Les détracteurs du TGV viennent même de lancer une pétition contre le projet. Et pour expliquer les arguments justifiant cette position, une conférence de presse a été organisée hier, à Rabat, par les représentants des associations initiatrices de cette campagne de dénigrement.


Premier reproche: le projet est très coûteux et inutile eu égard aux besoins prioritaires de la population.


Le collectif rappelle que le budget prévisionnel du projet dépasse les 25 milliards de DH sans compter les déficits prévisibles d’exploitation.


«La réalisation de ce projet va hypothéquer l’avenir du pays, alors que ce dernier présente déjà des déficits inquiétants en matière de développement humain», résume Sion Assidon, représentant de l’association Initiative BDS-Maroc qui fait partie du collectif.


Pour lui, les projets de développement ne manquent pas. Pour les détracteurs du projet TGV, les 25 milliards de DH pourront permettre la réalisation de plusieurs projets dont les Marocains marginalisés ont amplement besoin comme la construction des écoles et des hôpitaux ainsi que les routes rurales.

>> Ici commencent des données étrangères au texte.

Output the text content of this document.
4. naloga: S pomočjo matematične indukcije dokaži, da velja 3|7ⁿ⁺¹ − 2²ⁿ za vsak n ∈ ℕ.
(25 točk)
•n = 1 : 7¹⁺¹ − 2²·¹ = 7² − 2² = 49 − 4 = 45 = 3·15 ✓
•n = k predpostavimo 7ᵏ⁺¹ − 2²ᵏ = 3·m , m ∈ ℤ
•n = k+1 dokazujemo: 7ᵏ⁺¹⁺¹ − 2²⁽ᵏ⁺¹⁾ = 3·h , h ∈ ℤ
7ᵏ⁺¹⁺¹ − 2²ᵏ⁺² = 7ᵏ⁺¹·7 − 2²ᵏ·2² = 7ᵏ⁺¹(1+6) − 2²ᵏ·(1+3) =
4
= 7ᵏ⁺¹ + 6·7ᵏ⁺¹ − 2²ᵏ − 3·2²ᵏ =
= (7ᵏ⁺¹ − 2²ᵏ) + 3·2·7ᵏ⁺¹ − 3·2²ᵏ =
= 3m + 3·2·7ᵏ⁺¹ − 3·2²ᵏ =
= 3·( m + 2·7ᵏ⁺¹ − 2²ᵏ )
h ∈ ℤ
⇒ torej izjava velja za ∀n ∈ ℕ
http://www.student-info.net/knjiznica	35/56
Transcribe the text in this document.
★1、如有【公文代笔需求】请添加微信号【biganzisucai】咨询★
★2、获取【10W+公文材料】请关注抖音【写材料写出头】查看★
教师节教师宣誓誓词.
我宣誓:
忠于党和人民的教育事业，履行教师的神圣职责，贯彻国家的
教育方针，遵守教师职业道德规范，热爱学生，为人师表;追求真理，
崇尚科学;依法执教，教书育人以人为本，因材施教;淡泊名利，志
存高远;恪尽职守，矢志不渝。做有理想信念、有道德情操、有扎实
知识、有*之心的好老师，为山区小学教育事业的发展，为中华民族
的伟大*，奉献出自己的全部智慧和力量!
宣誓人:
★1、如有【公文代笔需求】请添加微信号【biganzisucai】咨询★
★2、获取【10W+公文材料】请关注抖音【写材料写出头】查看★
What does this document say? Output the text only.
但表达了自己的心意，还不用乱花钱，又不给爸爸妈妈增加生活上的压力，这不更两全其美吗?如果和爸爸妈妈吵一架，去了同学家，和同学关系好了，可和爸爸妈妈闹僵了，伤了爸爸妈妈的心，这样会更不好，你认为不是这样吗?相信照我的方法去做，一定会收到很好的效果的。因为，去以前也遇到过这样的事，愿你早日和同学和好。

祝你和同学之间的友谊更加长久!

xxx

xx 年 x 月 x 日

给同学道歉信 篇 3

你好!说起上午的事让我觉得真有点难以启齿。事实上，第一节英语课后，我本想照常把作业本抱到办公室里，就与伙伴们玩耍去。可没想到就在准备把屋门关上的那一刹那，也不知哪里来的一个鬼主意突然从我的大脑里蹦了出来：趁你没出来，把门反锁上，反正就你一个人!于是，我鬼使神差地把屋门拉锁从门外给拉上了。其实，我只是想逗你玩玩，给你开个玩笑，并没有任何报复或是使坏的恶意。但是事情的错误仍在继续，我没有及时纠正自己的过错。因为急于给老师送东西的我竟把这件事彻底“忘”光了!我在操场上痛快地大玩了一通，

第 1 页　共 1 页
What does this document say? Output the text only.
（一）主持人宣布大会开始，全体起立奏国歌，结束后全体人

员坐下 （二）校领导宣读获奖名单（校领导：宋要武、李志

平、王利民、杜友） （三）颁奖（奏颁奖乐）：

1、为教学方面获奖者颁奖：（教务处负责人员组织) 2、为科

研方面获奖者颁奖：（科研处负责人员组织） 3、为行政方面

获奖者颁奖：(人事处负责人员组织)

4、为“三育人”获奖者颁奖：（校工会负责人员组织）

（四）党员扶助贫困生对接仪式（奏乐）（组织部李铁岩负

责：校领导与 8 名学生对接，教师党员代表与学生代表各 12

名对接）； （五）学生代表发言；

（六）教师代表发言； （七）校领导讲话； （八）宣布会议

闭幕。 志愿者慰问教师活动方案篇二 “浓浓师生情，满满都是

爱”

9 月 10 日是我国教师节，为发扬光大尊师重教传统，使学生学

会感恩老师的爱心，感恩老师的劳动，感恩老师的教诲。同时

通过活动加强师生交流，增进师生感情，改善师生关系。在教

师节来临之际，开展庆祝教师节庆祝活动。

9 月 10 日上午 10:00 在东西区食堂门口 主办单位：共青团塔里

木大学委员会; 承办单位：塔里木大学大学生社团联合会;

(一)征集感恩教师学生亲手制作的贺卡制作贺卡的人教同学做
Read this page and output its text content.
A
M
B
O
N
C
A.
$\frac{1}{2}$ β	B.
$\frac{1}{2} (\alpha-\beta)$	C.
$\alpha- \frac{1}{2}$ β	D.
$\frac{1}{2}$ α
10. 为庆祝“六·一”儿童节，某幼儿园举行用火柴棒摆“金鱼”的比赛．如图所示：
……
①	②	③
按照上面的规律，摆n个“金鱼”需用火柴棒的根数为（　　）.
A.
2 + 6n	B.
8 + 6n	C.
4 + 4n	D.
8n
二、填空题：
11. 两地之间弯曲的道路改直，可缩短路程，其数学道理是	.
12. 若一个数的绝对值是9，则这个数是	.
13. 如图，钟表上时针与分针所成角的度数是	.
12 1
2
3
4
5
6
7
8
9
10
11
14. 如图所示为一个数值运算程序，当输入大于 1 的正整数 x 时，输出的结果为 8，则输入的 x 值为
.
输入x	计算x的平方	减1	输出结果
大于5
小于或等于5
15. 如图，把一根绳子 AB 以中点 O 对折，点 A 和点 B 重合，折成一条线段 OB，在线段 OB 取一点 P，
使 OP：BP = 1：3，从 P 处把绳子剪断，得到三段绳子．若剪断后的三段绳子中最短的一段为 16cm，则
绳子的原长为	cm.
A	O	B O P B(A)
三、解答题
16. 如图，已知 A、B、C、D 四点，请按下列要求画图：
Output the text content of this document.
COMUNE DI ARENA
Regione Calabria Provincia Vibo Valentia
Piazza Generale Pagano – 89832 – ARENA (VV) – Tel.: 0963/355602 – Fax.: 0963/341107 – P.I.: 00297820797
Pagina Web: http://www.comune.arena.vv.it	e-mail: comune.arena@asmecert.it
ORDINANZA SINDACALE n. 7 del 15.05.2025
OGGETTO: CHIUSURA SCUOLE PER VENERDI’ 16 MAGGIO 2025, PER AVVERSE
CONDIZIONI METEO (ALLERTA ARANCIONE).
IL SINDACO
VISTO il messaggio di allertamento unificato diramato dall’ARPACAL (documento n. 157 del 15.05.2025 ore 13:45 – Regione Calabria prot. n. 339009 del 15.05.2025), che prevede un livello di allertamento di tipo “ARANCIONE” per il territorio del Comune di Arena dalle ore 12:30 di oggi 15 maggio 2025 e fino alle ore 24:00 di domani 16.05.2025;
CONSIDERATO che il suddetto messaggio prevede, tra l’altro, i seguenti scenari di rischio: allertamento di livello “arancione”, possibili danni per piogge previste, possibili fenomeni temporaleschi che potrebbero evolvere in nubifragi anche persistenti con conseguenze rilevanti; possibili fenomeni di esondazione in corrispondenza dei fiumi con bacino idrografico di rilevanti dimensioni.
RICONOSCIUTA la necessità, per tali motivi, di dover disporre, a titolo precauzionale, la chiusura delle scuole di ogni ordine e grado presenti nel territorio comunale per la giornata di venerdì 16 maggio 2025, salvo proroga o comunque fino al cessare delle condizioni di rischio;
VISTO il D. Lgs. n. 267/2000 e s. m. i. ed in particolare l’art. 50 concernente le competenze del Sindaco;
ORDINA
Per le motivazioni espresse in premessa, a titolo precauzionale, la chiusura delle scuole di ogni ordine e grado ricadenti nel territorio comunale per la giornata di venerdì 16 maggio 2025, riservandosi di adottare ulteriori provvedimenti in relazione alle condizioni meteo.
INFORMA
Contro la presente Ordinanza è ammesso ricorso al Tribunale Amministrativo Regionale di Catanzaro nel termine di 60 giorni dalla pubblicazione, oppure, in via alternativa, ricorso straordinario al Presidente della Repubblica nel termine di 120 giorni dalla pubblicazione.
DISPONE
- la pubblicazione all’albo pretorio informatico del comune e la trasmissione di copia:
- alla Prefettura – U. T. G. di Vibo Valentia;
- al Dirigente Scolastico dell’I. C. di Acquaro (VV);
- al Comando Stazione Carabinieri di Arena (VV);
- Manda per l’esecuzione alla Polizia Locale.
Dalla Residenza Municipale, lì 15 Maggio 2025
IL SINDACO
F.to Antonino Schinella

Mais comment contrer ce projet déjà lancé, dont le montage financier a été bouclé en décembre 2010?


«Le plus important est d’arrêter ce chantier à n’importe quel moment, car il faut savoir que 10 mètres de ligne de TGV c’est l’équivalent d’une école dans le monde rural», martèle pour sa part Omar Balafrej, président de l’association Clarté ambition courage.


Sur ce point, il rappelle que d’autres pays plus développés que le Maroc comme l’Espagne, le Portugal et dernièrement l’Argentine ont renoncé à ce type de projet.


Même la question de la rentabilité du Train à grande vitesse a été remise en cause par Karim El Hajjaji, président de l’association Capdema (Cap démocratie Maroc) qui a publié en décembre 2011 un rapport sur ce projet.


«Deux éléments ont motivé l’implication de notre association dans ce dossier, indique Abdessamad Sadouq, le nouveau SG de Transparency Maroc (TM).


Il s’agit de l’accès à l’information concernant ce projet et l’attribution directe du contrat à un opérateur français sans passer par un appel d’offres».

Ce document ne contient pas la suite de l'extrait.